BMC Urol. 2026 Jun 4. doi: 10.1186/s12894-026-02215-0. Online ahead of print.
ABSTRACT
BACKGROUND: Erectile dysfunction (ED) is a vascular disease associated with systemic inflammation and endothelial dysfunction. The role of inflammatory markers in the pathogenesis of ED is gaining increasing importance. This study aimed to evaluate the relationship between the Inflammatory Burden Index (IBI), calculated by combining C-reactive protein (CRP) and neutrophil-lymphocyte ratio (NLR), and erectile dysfunction.
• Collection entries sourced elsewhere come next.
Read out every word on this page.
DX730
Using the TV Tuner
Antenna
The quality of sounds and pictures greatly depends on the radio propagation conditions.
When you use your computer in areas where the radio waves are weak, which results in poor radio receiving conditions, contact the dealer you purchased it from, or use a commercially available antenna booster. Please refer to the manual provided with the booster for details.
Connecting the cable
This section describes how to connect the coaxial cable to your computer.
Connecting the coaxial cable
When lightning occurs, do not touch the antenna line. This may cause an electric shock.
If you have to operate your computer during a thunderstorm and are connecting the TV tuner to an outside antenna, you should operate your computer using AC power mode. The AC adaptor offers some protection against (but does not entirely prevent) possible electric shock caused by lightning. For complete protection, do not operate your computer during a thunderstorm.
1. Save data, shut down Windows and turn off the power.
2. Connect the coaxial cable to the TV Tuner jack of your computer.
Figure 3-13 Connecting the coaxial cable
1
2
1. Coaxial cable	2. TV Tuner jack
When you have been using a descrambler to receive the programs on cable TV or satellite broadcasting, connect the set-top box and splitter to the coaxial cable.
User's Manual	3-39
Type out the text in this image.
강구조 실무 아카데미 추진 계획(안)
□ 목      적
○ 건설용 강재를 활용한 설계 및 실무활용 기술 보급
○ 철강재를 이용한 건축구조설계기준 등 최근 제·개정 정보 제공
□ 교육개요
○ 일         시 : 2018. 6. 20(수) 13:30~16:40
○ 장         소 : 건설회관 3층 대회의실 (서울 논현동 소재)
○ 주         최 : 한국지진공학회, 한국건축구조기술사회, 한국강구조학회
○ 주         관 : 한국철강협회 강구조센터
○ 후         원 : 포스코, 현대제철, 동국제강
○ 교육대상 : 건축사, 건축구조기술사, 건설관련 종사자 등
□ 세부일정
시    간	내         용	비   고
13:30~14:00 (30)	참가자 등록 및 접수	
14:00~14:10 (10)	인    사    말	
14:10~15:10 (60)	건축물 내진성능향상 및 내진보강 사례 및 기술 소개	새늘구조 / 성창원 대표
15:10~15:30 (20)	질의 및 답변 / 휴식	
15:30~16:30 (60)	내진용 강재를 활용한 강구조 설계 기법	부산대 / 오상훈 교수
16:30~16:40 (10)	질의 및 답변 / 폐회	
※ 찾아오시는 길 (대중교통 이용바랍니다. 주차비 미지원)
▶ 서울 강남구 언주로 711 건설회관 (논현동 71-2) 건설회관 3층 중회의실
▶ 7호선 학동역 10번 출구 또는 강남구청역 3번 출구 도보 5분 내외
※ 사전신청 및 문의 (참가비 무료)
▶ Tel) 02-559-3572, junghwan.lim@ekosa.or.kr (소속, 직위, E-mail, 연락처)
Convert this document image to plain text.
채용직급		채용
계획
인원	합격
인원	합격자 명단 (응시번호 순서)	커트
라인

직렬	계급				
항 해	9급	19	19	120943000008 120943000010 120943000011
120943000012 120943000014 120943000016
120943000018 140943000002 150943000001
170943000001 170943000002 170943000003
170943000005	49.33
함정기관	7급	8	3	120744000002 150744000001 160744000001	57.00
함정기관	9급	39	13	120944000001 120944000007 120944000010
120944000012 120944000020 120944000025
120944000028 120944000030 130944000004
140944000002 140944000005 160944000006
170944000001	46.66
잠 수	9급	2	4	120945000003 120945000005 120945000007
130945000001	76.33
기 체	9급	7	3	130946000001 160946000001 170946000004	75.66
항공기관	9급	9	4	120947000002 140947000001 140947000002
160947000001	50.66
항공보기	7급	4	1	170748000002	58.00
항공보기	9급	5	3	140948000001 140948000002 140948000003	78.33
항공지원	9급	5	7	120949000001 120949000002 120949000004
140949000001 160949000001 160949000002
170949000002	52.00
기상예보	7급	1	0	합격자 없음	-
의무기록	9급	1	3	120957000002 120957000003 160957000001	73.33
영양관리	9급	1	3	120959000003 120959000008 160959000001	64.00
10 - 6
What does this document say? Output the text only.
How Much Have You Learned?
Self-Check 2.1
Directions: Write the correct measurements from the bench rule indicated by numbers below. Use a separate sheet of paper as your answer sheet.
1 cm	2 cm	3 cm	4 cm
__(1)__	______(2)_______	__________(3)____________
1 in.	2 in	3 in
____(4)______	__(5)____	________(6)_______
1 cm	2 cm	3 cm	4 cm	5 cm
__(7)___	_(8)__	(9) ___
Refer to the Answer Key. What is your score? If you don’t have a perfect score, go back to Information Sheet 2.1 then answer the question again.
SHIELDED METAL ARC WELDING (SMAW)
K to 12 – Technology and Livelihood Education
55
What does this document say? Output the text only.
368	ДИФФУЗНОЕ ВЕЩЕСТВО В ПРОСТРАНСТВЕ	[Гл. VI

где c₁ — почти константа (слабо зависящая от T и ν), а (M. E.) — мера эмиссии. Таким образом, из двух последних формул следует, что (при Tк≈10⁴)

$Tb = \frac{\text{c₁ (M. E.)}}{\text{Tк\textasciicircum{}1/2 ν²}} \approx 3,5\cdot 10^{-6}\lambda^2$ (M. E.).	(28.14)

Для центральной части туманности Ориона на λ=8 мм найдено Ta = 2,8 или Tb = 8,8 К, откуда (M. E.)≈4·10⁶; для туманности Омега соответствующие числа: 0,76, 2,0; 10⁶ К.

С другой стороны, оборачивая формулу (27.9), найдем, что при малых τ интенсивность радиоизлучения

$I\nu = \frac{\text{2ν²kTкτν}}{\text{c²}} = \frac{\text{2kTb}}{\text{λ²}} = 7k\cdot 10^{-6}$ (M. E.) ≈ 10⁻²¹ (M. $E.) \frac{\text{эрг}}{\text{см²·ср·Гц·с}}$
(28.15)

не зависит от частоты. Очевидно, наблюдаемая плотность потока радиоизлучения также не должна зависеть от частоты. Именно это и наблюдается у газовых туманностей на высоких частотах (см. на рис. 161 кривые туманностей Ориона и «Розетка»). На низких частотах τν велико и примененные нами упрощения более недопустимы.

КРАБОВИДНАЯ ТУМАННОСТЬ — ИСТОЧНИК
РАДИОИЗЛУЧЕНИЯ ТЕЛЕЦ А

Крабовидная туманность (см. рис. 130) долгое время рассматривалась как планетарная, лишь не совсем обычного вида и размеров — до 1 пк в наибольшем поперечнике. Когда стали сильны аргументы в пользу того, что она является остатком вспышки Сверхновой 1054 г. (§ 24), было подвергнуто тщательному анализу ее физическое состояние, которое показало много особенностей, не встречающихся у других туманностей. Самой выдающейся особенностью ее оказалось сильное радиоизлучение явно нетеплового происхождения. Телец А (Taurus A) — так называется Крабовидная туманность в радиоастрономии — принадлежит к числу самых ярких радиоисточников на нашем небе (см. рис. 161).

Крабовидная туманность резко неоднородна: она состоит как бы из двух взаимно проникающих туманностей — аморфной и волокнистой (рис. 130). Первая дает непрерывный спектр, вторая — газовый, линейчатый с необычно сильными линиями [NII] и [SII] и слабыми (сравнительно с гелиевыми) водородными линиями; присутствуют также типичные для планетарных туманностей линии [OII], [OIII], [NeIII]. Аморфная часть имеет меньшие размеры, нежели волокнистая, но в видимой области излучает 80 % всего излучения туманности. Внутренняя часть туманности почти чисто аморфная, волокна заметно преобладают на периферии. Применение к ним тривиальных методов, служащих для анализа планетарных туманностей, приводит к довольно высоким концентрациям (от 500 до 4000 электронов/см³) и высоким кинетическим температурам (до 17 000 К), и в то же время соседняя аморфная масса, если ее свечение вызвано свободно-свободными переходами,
METHODS: This retrospective study included 126 patients with erectile dysfunction and 128 healthy controls who presented to the urology outpatient clinic between January 2023 and October 2025. Erectile function was assessed using the International Index of Erectile Function-5 (IIEF-5). NLR was calculated as the ratio of absolute neutrophil count to absolute lymphocyte count, and IBI was obtained using the formula CRP × NLR. Diagnostic performance was examined using ROC analysis. Multivariate logistic regression analysis was performed to identify independent risk factors for erectile dysfunction.
RESULTS: IBI values were found to be significantly higher in the ED group compared to the control group (median 3.31 vs. 0.91, p < 0.001). No significant difference was found between the groups in terms of NLR. There was no significant difference in IBI values between the ED severity groups (p = 0.346). ROC analysis showed modest discriminatory ability of IBI for ED (AUC = 0.754; 95% CI: 0.696-0.813; p < 0.001). Based on the Youden index, the optimal cutoff value was 3.785, with sensitivity 43.7% and specificity 84.3% (Youden index = 0.280). Additionally, a weak positive correlation was found between IBI and body mass index (r = 0.197; p = 0.027). In multivariate logistic regression analysis, diabetes mellitus and cardiovascular disease were identified as independent predictors of erectile dysfunction, while IBI was not found to be an independent predictor.
CONCLUSIONS: IBI levels were significantly higher in patients with erectile dysfunction and may reflect systemic inflammatory burden associated with ED. However, because IBI was not an independent predictor in multivariable analysis and its discriminatory performance remained modest, its clinical utility as a standalone diagnostic or screening marker appears limited.